The pandemic has proved to be a spanner in the works this tasting season yet, fortuitously, tasting in the Hunter enabled me to meet producers, gain greater insight and to taste categories arranged according to variety, style and chronology. It also allowed me the respite of walking away from the tsunami of debris in the hope that local makers and their assistants would swing by after hours and taste.
The sandstone cellar door at Margan
I have an option to save a review, allowing me to revisit it at a later stage during the tasting, before sending it to my editor. This is particularly useful when comparing different iterations of a single variety from the same producer, for example. The wines may be made almost identically albeit representing different sites and their varying geologies, soil structures and mesoclimates. Tyrrell’s brilliant single-site Semillons, a case in point. The nuances, subtle. Only by comparing and contrasting forensically-preferably in silence in these instances-can one detect which has the superior balance, length and complexities that constitute a superior wine.

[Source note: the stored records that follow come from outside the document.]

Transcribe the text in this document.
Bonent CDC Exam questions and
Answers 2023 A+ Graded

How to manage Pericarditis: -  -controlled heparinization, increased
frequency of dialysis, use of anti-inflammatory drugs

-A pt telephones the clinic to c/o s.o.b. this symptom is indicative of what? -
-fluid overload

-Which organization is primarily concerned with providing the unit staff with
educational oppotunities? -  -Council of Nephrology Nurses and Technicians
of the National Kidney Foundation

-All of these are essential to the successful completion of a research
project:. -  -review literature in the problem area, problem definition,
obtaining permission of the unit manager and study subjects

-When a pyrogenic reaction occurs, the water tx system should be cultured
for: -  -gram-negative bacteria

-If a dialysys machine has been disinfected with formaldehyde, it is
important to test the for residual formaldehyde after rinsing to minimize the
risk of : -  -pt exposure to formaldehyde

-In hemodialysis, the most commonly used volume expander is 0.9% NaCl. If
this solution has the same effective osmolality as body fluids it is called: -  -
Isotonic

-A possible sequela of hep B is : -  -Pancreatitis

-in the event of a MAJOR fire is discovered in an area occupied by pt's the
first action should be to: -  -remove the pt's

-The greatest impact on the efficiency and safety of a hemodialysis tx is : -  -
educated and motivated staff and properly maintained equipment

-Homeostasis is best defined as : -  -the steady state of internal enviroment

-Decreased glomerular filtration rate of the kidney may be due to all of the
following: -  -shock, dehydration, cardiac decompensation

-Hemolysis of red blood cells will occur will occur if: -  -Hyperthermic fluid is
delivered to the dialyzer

Now, some of you are surely thinking along the lines of ‘but I like what I like and hey, wine tasting is so subjective’. Well, yes, it is. However, it takes a great deal of training and discipline to develop an acute palate that enables one to deduce, relatively objectively, the salient points that constitute a superlative wine as opposed to a value proposition with some character, versus a soulless mutt. Price, of course, comes into play. After all, in one of the world’s most expensive countries it is challenging to make a rewarding wine for under $30. Spain plays hardball in that space with lower land and labour costs, not to mention the lack of Australia’s extraordinary levies on wine. A different topic for another time, perhaps.
When I am tasting for The Companion, fleeting moments do not matter. I am fully aware, too, that some drinkers don’t care beyond spending $25. This doesn’t affect my scoring, although I will certainly give a nod to a wine offering good value. I burrow into the wine in my glass, gleaning its intrinsic qualitative traits and transcribing my thoughts as words, as ineffable as the greatest wines tend to be. I try to bring the wine to life for the reader. I strive toward shorter sentences, although the flow of a great wine across the palate seems, intuitively, to suit longer ones!

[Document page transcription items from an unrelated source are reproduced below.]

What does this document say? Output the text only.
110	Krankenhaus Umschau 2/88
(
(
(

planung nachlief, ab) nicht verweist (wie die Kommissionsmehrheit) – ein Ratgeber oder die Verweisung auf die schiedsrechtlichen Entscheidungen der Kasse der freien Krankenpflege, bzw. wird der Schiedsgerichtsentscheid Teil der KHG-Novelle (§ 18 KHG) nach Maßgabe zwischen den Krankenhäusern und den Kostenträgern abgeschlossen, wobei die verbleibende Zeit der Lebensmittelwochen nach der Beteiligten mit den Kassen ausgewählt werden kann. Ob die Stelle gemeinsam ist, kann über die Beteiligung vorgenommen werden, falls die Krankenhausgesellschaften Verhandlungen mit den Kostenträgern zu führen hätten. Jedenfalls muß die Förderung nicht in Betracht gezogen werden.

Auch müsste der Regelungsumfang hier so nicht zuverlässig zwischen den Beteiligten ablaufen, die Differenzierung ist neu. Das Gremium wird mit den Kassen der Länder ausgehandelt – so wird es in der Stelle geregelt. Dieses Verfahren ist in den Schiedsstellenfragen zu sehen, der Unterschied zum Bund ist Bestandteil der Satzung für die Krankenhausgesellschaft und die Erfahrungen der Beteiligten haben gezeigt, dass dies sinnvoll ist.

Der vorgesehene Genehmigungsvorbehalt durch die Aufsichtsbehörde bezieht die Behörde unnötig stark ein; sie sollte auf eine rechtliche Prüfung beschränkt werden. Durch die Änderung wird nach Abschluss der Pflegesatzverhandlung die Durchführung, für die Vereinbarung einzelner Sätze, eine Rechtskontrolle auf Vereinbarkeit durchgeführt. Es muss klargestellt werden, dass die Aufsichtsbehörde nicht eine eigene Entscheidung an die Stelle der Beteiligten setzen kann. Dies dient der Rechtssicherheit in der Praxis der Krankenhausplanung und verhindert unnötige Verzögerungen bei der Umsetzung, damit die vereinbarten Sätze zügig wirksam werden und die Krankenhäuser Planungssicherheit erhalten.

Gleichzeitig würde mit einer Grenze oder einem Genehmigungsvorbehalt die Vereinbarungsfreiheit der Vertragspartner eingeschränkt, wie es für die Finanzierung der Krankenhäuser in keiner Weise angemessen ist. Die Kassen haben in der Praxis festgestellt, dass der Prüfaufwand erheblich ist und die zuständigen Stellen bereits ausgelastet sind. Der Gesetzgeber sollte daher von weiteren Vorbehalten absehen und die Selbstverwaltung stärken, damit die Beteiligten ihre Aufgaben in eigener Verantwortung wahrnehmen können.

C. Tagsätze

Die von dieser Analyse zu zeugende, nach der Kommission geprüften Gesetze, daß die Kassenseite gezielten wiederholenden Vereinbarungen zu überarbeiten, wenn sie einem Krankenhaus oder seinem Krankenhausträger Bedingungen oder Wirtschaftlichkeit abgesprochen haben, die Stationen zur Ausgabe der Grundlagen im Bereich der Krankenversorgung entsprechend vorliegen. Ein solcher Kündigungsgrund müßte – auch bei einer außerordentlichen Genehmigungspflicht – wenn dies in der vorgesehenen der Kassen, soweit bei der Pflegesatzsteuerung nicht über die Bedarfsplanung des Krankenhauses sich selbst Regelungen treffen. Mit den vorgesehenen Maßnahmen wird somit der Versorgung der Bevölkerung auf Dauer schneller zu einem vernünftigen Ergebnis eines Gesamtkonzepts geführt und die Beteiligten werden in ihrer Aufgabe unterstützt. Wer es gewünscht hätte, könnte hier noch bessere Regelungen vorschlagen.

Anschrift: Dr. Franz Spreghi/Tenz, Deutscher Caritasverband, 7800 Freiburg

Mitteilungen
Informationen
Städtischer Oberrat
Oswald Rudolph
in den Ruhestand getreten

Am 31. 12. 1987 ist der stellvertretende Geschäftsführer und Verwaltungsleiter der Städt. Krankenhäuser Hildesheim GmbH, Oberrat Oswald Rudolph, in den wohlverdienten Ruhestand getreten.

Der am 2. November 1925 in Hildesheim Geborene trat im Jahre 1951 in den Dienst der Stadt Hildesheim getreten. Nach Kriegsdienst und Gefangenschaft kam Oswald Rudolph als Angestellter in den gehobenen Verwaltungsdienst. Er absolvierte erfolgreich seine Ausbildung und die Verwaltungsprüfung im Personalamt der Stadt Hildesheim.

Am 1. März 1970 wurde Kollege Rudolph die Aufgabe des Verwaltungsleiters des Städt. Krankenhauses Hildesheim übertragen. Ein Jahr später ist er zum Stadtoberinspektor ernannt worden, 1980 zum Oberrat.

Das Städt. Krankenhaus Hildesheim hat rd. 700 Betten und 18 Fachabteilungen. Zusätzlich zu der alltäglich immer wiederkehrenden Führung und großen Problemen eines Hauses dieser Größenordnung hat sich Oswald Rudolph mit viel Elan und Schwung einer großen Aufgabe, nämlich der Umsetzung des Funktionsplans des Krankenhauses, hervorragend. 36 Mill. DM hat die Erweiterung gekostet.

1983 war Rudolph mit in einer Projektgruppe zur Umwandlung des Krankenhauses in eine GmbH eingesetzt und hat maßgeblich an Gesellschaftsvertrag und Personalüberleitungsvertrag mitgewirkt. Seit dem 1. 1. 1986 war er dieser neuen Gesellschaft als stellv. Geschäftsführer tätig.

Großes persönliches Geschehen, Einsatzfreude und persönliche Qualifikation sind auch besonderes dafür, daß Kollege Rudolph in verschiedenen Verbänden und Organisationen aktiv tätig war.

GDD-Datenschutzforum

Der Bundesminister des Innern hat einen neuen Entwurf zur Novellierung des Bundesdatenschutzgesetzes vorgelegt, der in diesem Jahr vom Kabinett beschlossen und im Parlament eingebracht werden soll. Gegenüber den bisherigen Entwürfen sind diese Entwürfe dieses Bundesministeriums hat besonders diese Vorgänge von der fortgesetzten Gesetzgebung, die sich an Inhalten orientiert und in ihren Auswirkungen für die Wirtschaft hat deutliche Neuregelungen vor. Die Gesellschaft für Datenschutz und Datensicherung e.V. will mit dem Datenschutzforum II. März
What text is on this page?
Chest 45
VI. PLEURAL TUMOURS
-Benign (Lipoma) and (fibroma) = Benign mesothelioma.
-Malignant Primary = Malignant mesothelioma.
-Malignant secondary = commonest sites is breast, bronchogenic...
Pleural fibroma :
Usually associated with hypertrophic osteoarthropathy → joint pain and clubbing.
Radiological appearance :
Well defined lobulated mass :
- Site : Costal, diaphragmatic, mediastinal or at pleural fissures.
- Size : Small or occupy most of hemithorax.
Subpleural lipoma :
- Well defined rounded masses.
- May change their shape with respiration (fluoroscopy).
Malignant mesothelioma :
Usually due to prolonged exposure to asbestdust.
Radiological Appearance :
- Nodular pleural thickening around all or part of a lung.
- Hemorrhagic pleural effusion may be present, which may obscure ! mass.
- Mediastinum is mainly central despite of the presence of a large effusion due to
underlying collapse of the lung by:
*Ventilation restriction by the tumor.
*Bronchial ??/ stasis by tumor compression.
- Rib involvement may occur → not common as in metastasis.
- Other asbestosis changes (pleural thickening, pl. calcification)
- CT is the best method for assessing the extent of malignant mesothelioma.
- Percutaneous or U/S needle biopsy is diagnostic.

Whether you follow my reviews, or prefer somebody else, is up to you. Our tastes as wine lovers tend to find alignment with certain arbiters over others. I prefer reading Walter Speller on Italian wine than Antonio Gallioni. Speller loves Italy. He digs deep, in search of soulful expressions rather than the obvious high scoring wines. He is a sensorial archeologist, burrowing, excavating and searching for more. I feel that way too when I taste. That said, I subscribe to Gallioni’s ‘Vinous’ because I adore Neil Martin’s writing on Bordeaux, Burgundy and pop music!

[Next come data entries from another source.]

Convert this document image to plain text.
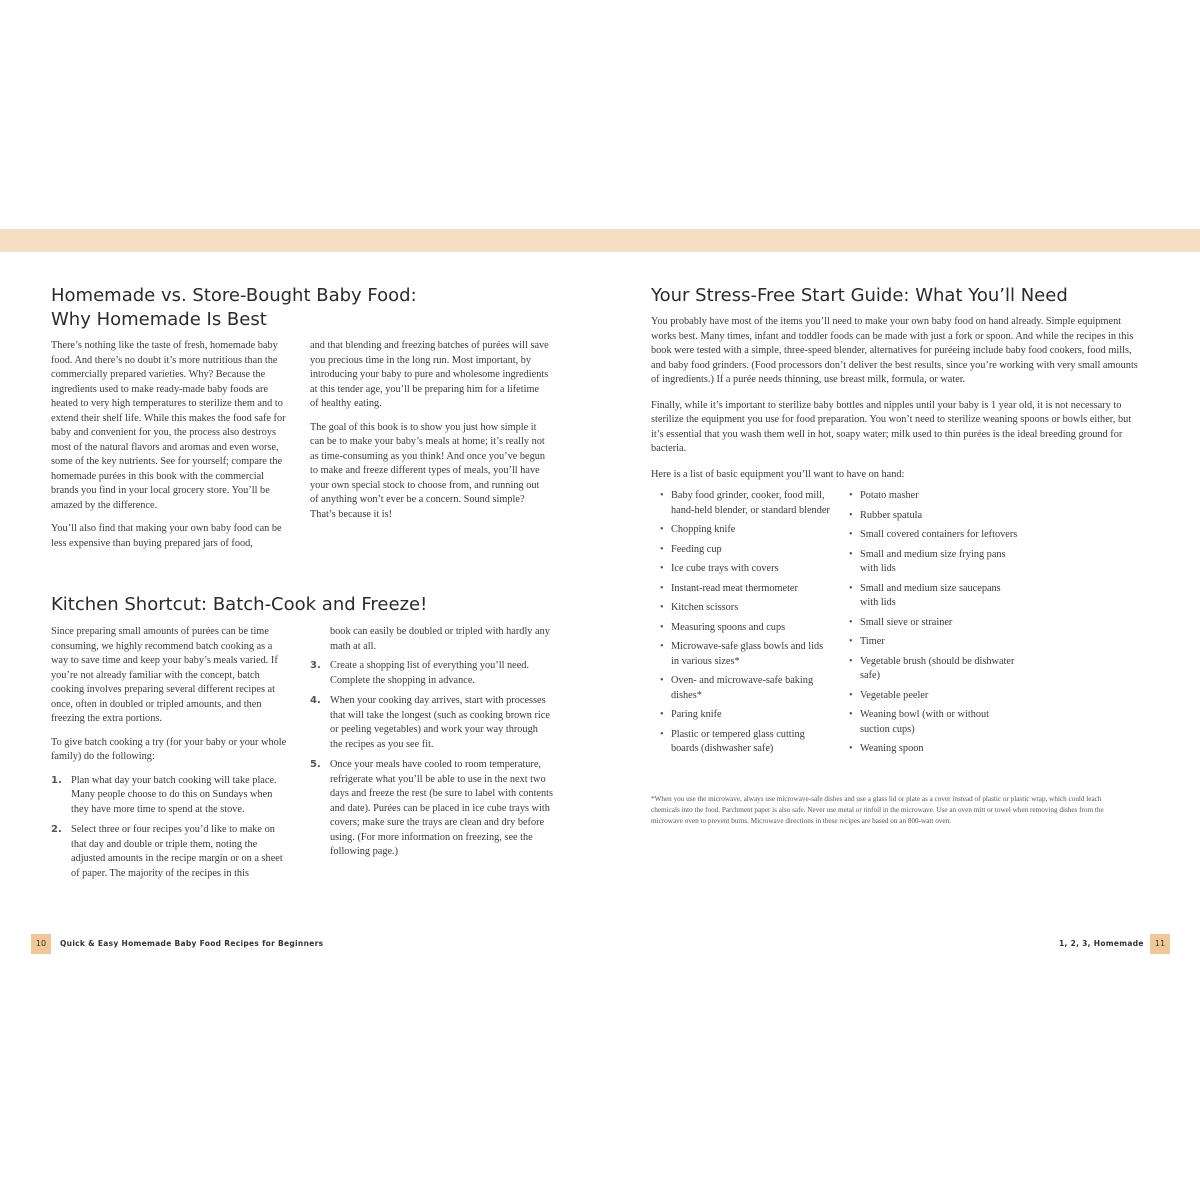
Homemade vs. Store-Bought Baby Food:
Why Homemade Is Best

There’s nothing like the taste of fresh, homemade baby food. And there’s no doubt it’s more nutritious than the commercially prepared varieties. Why? Because the ingredients used to make ready-made baby foods are heated to very high temperatures to sterilize them and to extend their shelf life. While this makes the food safe for baby and convenient for you, the process also destroys most of the natural flavors and aromas and even worse, some of the key nutrients. See for yourself; compare the homemade purées in this book with the commercial brands you find in your local grocery store. You’ll be amazed by the difference.

You’ll also find that making your own baby food can be less expensive than buying prepared jars of food,

and that blending and freezing batches of purées will save you precious time in the long run. Most important, by introducing your baby to pure and wholesome ingredients at this tender age, you’ll be preparing him for a lifetime of healthy eating.

The goal of this book is to show you just how simple it can be to make your baby’s meals at home; it’s really not as time-consuming as you think! And once you’ve begun to make and freeze different types of meals, you’ll have your own special stock to choose from, and running out of anything won’t ever be a concern. Sound simple? That’s because it is!

Kitchen Shortcut: Batch-Cook and Freeze!

Since preparing small amounts of purées can be time consuming, we highly recommend batch cooking as a way to save time and keep your baby’s meals varied. If you’re not already familiar with the concept, batch cooking involves preparing several different recipes at once, often in doubled or tripled amounts, and then freezing the extra portions.

To give batch cooking a try (for your baby or your whole family) do the following:

1. Plan what day your batch cooking will take place. Many people choose to do this on Sundays when they have more time to spend at the stove.
2. Select three or four recipes you’d like to make on that day and double or triple them, noting the adjusted amounts in the recipe margin or on a sheet of paper. The majority of the recipes in this

book can easily be doubled or tripled with hardly any math at all.

3. Create a shopping list of everything you’ll need. Complete the shopping in advance.
4. When your cooking day arrives, start with processes that will take the longest (such as cooking brown rice or peeling vegetables) and work your way through the recipes as you see fit.
5. Once your meals have cooled to room temperature, refrigerate what you’ll be able to use in the next two days and freeze the rest (be sure to label with contents and date). Purées can be placed in ice cube trays with covers; make sure the trays are clean and dry before using. (For more information on freezing, see the following page.)
10	Quick & Easy Homemade Baby Food Recipes for Beginners
Your Stress-Free Start Guide: What You’ll Need

You probably have most of the items you’ll need to make your own baby food on hand already. Simple equipment works best. Many times, infant and toddler foods can be made with just a fork or spoon. And while the recipes in this book were tested with a simple, three-speed blender, alternatives for puréeing include baby food cookers, food mills, and baby food grinders. (Food processors don’t deliver the best results, since you’re working with very small amounts of ingredients.) If a purée needs thinning, use breast milk, formula, or water.

Finally, while it’s important to sterilize baby bottles and nipples until your baby is 1 year old, it is not necessary to sterilize the equipment you use for food preparation. You won’t need to sterilize weaning spoons or bowls either, but it’s essential that you wash them well in hot, soapy water; milk used to thin purées is the ideal breeding ground for bacteria.

Here is a list of basic equipment you’ll want to have on hand:

• Baby food grinder, cooker, food mill, hand-held blender, or standard blender
• Chopping knife
• Feeding cup
• Ice cube trays with covers
• Instant-read meat thermometer
• Kitchen scissors
• Measuring spoons and cups
• Microwave-safe glass bowls and lids in various sizes*
• Oven- and microwave-safe baking dishes*
• Paring knife
• Plastic or tempered glass cutting boards (dishwasher safe)
• Potato masher
• Rubber spatula
• Small covered containers for leftovers
• Small and medium size frying pans with lids
• Small and medium size saucepans with lids
• Small sieve or strainer
• Timer
• Vegetable brush (should be dishwater safe)
• Vegetable peeler
• Weaning bowl (with or without suction cups)
• Weaning spoon

*When you use the microwave, always use microwave-safe dishes and use a glass lid or plate as a cover instead of plastic or plastic wrap, which could leach chemicals into the food. Parchment paper is also safe. Never use metal or tinfoil in the microwave. Use an oven mitt or towel when removing dishes from the microwave oven to prevent burns. Microwave directions in these recipes are based on an 800-watt oven.

1, 2, 3, Homemade	11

During and after I taste I try to drink water. But as much as I try to scarf three-litres, it is not enough. Dehydration tablets are handy. The gym each morning, rough going, but compulsory. Teeth cleaning once the March deadline is hit, imperative. Whitening, a no go. It weakens the enamel making one’s teeth more sensitive to the ravages of pigments, acidity and tannin. When you feel something hard in your mouth while querying a wine’s texture, only to realise that a piece of your tooth has fallen into the glass as mine once did, you start to ask questions about where it is all heading. All I know is that I am being led by a love of wine developed as an Art History student in Paris and that I am being led by some inexplicable forcefield to the next glass.